No criticism of George Furth. None at all. He was writing for his age. And a lot of his writings (as I go through all his other plays) are amazing me with his skill.

So, switching David and Jenny, and also Susan and Peter — well, mixed things up a bit. In a good way. And made the whole thing modern! Surreptitiously. It meant the women (some of them) had more of a voice, the men were very involved with the kids (as modern men are) and in David and Jenny, it meant the man, for once, was kooky, or funny neurotic, and the woman a bit more experienced and sanguine. This does happen today. I know several couples like this.
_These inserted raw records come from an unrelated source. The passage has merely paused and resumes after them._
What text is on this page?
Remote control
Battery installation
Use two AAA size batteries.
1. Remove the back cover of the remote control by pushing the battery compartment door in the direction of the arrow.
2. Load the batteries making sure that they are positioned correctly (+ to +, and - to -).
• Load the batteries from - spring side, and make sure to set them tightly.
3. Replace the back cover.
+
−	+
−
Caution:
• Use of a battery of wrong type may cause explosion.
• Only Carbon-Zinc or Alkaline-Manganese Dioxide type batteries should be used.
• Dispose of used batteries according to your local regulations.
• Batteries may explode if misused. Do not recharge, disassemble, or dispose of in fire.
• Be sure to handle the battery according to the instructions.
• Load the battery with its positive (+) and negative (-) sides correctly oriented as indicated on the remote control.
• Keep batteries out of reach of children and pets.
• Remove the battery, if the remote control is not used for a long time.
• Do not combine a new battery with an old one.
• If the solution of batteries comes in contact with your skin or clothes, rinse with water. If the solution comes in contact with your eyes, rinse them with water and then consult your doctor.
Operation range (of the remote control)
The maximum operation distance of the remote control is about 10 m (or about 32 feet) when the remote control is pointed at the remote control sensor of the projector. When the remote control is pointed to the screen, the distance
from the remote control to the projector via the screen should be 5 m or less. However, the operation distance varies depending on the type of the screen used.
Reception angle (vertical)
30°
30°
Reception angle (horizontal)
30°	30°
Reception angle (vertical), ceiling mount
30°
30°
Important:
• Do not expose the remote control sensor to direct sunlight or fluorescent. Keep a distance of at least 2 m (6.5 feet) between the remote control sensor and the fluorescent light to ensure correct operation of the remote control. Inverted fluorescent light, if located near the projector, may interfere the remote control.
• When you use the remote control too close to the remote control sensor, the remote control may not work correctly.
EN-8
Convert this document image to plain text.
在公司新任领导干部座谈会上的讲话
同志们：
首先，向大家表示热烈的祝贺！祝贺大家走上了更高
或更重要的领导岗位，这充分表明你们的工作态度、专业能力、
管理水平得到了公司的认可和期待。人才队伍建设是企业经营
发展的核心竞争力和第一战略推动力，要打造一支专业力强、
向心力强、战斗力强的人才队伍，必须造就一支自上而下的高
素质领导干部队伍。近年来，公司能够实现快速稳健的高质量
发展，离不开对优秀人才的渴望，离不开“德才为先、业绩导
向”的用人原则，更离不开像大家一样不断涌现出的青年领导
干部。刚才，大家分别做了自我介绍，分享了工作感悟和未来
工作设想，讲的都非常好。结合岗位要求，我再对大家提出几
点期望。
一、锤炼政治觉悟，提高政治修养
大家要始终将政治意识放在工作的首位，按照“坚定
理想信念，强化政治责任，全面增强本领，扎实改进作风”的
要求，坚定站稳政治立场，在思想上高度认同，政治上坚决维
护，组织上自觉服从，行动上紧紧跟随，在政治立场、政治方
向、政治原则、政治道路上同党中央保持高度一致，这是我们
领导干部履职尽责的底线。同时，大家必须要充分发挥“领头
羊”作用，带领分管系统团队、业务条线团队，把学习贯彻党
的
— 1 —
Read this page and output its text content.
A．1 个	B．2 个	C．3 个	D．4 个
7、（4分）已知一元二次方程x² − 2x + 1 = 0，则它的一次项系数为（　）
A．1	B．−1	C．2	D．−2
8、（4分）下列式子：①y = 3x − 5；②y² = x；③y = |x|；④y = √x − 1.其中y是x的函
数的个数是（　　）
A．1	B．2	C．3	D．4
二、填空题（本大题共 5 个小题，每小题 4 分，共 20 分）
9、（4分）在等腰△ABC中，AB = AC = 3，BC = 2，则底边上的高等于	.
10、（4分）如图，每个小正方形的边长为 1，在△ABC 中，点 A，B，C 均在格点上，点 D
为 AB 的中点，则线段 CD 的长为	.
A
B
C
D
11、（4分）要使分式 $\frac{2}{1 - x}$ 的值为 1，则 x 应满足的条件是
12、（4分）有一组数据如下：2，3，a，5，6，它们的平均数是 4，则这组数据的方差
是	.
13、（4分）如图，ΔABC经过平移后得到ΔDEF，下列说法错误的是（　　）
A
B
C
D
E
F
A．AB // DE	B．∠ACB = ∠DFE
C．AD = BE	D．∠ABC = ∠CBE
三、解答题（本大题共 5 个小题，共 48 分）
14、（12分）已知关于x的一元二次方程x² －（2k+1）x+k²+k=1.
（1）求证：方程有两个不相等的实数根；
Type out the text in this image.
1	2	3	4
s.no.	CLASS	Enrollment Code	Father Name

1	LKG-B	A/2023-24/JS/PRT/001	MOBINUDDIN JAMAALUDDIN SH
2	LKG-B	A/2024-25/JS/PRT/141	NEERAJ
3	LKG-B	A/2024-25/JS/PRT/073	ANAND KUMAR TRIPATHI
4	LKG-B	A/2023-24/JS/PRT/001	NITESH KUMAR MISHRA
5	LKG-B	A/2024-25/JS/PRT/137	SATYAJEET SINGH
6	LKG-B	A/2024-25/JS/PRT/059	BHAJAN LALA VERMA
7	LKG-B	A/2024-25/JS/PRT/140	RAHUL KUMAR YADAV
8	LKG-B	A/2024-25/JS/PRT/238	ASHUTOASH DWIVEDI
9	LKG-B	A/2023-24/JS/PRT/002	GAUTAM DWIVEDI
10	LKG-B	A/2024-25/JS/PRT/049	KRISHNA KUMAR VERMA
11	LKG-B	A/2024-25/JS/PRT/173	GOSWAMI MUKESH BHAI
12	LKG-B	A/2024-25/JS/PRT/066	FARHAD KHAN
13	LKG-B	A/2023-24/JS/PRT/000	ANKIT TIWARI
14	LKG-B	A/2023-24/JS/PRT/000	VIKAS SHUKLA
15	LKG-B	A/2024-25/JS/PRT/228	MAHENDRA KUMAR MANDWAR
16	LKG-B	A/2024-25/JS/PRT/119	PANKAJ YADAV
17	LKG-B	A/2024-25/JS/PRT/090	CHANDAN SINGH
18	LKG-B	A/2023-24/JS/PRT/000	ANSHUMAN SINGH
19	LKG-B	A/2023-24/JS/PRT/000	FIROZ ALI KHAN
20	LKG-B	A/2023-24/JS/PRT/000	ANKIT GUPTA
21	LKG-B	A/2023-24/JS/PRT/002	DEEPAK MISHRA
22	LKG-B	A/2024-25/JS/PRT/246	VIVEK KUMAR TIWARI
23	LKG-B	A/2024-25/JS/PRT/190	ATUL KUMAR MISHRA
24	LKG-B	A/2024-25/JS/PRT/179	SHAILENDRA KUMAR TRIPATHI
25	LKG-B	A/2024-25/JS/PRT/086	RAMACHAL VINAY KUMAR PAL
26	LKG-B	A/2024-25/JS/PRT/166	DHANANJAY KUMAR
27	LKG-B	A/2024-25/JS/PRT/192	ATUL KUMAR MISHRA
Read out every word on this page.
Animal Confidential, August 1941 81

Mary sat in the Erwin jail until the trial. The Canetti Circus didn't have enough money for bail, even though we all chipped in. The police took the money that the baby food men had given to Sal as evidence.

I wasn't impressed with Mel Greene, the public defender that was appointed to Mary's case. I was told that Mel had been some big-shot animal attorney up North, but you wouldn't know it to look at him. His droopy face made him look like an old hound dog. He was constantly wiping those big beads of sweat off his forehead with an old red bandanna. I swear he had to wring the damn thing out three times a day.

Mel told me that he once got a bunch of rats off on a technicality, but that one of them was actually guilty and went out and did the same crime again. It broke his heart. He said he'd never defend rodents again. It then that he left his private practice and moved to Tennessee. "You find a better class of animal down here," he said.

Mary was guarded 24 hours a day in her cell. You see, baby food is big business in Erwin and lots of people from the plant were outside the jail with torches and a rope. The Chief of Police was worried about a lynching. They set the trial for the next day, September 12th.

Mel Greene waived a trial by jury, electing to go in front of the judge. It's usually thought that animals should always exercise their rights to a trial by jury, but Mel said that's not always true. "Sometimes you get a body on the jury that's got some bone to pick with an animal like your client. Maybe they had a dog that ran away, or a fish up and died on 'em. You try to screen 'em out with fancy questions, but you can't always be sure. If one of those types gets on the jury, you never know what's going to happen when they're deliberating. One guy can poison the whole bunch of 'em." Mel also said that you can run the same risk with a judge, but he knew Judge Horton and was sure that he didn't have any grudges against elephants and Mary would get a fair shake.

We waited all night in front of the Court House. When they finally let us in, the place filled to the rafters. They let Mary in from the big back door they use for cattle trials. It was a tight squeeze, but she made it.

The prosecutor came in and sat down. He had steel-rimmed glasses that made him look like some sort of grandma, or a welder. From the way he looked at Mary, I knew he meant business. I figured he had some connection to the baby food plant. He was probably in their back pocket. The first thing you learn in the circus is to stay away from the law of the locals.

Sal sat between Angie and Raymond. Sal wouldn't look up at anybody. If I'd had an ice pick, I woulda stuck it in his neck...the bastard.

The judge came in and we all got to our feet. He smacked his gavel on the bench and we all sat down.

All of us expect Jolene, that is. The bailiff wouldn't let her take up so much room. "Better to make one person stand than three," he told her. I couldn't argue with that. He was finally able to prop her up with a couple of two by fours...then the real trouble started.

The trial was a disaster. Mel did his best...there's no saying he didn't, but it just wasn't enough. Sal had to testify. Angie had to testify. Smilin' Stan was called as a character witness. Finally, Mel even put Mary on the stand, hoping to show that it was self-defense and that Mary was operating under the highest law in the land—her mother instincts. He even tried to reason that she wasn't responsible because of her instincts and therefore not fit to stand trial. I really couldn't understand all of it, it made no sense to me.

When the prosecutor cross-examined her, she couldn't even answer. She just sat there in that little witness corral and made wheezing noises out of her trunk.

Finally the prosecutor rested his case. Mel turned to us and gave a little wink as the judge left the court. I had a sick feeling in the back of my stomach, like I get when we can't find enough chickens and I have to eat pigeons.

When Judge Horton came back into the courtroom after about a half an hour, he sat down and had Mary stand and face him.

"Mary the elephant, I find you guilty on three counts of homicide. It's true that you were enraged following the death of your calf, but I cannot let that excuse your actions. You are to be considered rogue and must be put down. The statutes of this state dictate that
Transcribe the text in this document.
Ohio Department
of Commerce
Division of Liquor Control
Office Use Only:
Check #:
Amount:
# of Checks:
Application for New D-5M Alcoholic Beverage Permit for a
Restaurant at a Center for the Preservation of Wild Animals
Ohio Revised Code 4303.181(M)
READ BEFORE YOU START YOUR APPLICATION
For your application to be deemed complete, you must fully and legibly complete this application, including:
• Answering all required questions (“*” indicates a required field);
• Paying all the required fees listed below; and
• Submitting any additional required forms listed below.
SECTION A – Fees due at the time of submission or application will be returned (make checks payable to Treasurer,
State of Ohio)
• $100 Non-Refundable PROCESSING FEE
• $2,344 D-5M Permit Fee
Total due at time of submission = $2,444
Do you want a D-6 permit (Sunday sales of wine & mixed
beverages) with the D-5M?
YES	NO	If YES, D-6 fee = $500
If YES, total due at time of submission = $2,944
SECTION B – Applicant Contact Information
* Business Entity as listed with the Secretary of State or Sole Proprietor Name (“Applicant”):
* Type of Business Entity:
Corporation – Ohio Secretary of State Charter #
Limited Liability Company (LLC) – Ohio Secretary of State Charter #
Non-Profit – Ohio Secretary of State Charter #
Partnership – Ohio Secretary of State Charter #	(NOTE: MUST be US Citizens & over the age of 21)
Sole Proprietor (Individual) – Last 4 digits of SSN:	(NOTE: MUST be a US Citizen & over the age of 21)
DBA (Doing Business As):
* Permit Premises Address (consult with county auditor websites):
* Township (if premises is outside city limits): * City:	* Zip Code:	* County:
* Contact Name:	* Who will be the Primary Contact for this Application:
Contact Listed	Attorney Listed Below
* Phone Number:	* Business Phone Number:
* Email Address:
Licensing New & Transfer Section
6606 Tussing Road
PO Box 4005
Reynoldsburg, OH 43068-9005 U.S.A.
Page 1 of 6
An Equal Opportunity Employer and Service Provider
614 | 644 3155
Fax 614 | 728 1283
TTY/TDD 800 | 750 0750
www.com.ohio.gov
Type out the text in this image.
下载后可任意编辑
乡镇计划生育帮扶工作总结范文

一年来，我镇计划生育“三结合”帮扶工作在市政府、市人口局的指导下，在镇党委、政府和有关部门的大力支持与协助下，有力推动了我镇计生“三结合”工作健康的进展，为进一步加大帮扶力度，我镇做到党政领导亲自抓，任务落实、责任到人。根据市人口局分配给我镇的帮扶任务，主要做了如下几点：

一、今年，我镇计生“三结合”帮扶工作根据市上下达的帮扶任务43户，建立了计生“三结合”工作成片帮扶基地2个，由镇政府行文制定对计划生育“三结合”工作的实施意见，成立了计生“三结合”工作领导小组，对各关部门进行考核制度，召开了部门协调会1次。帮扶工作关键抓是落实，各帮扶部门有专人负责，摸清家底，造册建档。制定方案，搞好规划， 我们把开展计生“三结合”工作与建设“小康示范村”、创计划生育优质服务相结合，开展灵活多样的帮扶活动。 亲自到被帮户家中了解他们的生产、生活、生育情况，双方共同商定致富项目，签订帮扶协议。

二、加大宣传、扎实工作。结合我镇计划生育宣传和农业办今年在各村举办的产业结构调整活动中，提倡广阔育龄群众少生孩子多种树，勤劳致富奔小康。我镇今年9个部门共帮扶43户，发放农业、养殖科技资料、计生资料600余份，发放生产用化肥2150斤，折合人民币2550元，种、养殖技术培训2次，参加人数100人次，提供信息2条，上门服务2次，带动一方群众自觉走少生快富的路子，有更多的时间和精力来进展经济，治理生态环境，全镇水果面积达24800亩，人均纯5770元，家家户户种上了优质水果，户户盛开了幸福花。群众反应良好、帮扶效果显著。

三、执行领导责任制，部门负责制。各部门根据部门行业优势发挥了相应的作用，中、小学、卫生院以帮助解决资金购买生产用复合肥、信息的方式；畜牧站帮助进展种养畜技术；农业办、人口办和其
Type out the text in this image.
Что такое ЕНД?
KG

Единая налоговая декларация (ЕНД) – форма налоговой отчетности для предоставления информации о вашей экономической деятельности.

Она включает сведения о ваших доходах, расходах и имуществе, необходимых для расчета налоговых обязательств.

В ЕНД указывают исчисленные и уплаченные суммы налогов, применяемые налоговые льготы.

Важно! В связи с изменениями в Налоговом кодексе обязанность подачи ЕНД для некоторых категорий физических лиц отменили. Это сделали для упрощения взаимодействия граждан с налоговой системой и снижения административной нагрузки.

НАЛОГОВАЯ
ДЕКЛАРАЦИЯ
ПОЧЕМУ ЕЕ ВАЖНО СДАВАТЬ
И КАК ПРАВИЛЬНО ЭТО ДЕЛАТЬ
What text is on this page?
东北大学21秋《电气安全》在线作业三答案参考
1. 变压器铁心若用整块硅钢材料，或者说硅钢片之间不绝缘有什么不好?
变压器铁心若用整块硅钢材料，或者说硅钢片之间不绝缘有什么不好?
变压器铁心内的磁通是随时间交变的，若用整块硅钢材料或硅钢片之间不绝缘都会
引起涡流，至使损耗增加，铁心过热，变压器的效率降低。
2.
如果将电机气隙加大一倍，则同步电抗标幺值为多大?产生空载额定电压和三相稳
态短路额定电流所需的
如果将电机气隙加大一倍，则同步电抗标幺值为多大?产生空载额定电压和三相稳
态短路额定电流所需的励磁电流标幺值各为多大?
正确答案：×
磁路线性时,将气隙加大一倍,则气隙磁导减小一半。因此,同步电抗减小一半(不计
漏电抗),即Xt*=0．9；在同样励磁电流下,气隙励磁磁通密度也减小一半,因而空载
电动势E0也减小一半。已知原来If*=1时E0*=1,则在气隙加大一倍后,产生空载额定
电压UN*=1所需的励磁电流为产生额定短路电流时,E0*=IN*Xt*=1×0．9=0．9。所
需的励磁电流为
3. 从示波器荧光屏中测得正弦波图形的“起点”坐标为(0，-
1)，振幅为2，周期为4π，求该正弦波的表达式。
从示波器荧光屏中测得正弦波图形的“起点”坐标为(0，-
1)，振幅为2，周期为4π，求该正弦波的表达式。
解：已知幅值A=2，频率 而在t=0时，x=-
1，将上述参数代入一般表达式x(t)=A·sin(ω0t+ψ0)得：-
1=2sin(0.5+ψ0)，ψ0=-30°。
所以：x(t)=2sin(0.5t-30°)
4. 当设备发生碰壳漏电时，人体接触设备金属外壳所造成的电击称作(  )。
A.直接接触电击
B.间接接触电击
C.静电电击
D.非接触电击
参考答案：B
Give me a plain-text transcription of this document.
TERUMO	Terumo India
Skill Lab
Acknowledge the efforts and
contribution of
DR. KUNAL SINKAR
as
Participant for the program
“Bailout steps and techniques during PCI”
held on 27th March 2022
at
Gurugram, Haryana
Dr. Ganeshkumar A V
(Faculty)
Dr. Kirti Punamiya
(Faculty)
And then it brought out the passive aggressive side of Jenny if she switched lines when deciding that no more weed should be taken (cos Bobbie and David enjoying it together is a bit too much) — something that is very pointed in early drafts of Furth’s versions of this scene).

Hope this makes sense?

LoveXx

MAY 30, 2018

Stephen Sondheim: It never occurred to me that the women in the show were all of a dismissable type and that the men were at worst quirky and at best strong. I’ll try to rewrite “Poor Baby” to reflect these new characters (new to me, that is), but please be sharp-eyed about anything that seems psychologically wrong in the gender-switched sections and attitudes. I’ll be sending you the lyric later tonight (I hope).s
P.S. I did tell you whom George based Jenny and David on, yes? – s

Marianne Elliott: Oh who did George base Jenny and David on?

I notice in an earlier version Jenny takes her top off! Interesting!

xx

Stephen Sondheim: Wait for it:

Jennifer Jones and David O. Selznick. George gave her her first (and maybe last) joint. Without David’s knowledge. In a parked car outside the Selznick mansion.